SB2026063054 - Arbitrary file upload in Parse Server



SB2026063054 - Arbitrary file upload in Parse Server

Published: June 30, 2026

Security Bulletin ID SB2026063054
CSH Severity
Low
Patch available
YES
Number of vulnerabilities 1
Exploitation vector Remote access
Highest impact Data manipulation

Breakdown by Severity

Low 100%
  • Low
  • Medium
  • High
  • Critical

Description

This security bulletin contains information about 1 vulnerability.


1) Arbitrary file upload (CVE-ID: N/A)

CWE-ID: CWE-434 - Unrestricted Upload of File with Dangerous Type

CVSSv4: CVSS:4.0/AV:N/AC:L/AT:N/PR:L/UI:A/VC:L/VI:L/VA:N/SC:N/SI:N/SA:N/E:U/U:Clear


The vulnerability allows a remote user to execute arbitrary script in other users' browsers.

The vulnerability exists due to unrestricted upload of file with dangerous type in the file upload validation and storage handling when uploading a file with an unrecognized extension and a malformed Content-Type.
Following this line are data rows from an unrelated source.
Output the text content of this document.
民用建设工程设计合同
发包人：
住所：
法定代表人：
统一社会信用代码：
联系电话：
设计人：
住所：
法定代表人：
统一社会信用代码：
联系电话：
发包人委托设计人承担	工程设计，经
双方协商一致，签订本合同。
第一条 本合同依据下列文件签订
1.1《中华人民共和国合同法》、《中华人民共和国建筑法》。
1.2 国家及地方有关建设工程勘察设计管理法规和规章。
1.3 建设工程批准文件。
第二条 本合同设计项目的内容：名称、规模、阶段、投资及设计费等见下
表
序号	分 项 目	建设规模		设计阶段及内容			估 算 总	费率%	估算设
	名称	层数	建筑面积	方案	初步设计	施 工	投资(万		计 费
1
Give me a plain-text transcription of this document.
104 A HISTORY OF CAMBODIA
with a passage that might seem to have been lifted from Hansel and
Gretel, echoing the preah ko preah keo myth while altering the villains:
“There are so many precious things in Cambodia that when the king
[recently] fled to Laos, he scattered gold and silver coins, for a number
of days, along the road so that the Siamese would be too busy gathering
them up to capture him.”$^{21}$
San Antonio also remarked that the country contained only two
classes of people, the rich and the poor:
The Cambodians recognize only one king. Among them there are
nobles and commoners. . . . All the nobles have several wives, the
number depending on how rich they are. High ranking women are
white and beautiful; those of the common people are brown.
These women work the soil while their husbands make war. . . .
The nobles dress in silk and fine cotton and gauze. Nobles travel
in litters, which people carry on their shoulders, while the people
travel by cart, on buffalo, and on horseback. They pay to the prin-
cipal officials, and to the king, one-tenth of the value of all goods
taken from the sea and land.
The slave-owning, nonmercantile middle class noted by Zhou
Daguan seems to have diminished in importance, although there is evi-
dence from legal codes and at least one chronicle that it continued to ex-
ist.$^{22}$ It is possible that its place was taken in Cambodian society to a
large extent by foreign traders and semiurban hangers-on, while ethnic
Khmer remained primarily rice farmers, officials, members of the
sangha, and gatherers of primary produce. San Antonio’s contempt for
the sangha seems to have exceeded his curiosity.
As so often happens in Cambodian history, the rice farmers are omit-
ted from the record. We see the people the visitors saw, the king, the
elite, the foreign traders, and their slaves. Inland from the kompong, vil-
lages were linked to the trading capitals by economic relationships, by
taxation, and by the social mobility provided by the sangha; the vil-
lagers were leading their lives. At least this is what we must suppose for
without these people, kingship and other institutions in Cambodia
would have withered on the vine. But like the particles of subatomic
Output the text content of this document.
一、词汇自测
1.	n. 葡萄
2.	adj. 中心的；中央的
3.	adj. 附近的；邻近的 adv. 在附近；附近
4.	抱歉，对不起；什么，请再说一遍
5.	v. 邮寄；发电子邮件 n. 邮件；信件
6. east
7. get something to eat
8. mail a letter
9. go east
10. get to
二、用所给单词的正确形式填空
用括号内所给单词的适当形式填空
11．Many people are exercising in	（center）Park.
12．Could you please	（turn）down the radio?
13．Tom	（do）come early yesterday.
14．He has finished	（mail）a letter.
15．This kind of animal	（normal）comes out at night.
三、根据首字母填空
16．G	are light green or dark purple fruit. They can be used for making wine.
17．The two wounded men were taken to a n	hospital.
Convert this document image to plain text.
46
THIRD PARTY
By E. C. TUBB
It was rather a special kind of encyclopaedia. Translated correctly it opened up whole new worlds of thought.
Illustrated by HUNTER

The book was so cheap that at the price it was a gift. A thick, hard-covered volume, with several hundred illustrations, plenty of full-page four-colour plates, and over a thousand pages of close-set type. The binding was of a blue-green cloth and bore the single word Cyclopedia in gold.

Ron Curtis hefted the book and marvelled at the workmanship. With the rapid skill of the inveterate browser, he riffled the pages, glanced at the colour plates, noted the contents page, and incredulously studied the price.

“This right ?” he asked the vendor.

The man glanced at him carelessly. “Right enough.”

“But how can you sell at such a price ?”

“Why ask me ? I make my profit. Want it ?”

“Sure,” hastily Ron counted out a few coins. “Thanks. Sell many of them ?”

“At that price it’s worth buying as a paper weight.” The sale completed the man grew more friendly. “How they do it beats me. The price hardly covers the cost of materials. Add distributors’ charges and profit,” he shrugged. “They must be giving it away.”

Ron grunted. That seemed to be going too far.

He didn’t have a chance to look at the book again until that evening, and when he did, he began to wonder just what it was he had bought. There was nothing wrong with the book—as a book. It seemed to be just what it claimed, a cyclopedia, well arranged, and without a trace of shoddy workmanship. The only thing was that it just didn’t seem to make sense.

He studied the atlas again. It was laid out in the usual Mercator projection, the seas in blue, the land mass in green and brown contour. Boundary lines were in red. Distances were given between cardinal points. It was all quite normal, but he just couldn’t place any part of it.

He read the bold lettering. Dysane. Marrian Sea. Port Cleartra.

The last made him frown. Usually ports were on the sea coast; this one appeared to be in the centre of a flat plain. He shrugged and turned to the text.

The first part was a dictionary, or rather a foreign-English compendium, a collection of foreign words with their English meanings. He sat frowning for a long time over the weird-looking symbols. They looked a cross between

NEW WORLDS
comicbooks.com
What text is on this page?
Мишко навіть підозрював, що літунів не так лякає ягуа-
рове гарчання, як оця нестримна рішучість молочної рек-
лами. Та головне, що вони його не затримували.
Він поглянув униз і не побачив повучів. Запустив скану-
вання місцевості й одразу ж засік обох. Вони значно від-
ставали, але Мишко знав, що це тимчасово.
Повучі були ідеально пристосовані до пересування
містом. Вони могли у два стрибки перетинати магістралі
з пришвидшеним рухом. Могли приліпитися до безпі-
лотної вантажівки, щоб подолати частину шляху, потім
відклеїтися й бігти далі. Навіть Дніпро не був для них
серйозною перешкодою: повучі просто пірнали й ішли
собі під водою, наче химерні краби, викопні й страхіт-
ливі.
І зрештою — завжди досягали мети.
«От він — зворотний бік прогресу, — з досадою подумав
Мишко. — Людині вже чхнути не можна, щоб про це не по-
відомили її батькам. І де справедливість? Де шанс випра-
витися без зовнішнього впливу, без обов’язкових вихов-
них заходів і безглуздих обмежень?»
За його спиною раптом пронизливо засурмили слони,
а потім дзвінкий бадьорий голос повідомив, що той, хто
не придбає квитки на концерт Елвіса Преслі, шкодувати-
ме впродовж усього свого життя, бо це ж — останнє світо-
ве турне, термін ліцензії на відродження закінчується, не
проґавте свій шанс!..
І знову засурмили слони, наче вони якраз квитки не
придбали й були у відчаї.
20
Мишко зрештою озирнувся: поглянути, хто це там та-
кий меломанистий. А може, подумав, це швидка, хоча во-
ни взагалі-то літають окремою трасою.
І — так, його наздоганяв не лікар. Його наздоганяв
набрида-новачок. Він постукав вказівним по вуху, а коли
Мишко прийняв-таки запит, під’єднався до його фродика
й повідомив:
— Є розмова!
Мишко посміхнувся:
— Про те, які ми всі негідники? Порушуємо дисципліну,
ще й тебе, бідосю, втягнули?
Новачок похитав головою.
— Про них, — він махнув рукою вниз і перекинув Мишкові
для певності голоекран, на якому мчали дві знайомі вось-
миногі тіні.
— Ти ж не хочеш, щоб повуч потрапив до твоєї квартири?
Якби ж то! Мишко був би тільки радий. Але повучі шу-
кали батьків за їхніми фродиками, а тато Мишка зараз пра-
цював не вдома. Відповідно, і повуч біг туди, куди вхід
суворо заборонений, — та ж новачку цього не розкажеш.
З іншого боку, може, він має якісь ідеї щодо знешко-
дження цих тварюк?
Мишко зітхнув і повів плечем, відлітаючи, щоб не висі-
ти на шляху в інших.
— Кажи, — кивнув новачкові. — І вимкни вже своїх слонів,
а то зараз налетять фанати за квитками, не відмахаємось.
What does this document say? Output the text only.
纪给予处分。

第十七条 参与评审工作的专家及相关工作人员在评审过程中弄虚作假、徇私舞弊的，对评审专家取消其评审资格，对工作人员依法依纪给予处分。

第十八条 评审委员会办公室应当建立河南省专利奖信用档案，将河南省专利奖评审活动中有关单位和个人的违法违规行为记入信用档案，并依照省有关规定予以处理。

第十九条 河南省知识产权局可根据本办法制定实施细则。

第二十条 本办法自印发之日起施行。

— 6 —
A remote user can upload a crafted file whose body begins with HTML markup to execute arbitrary script in other users' browsers.

Exploitation requires permission to upload files and affects storage adapters that persist and serve the uploaded Content-Type, while the default GridFS storage adapter is not affected.


Remediation

Install update from vendor's website.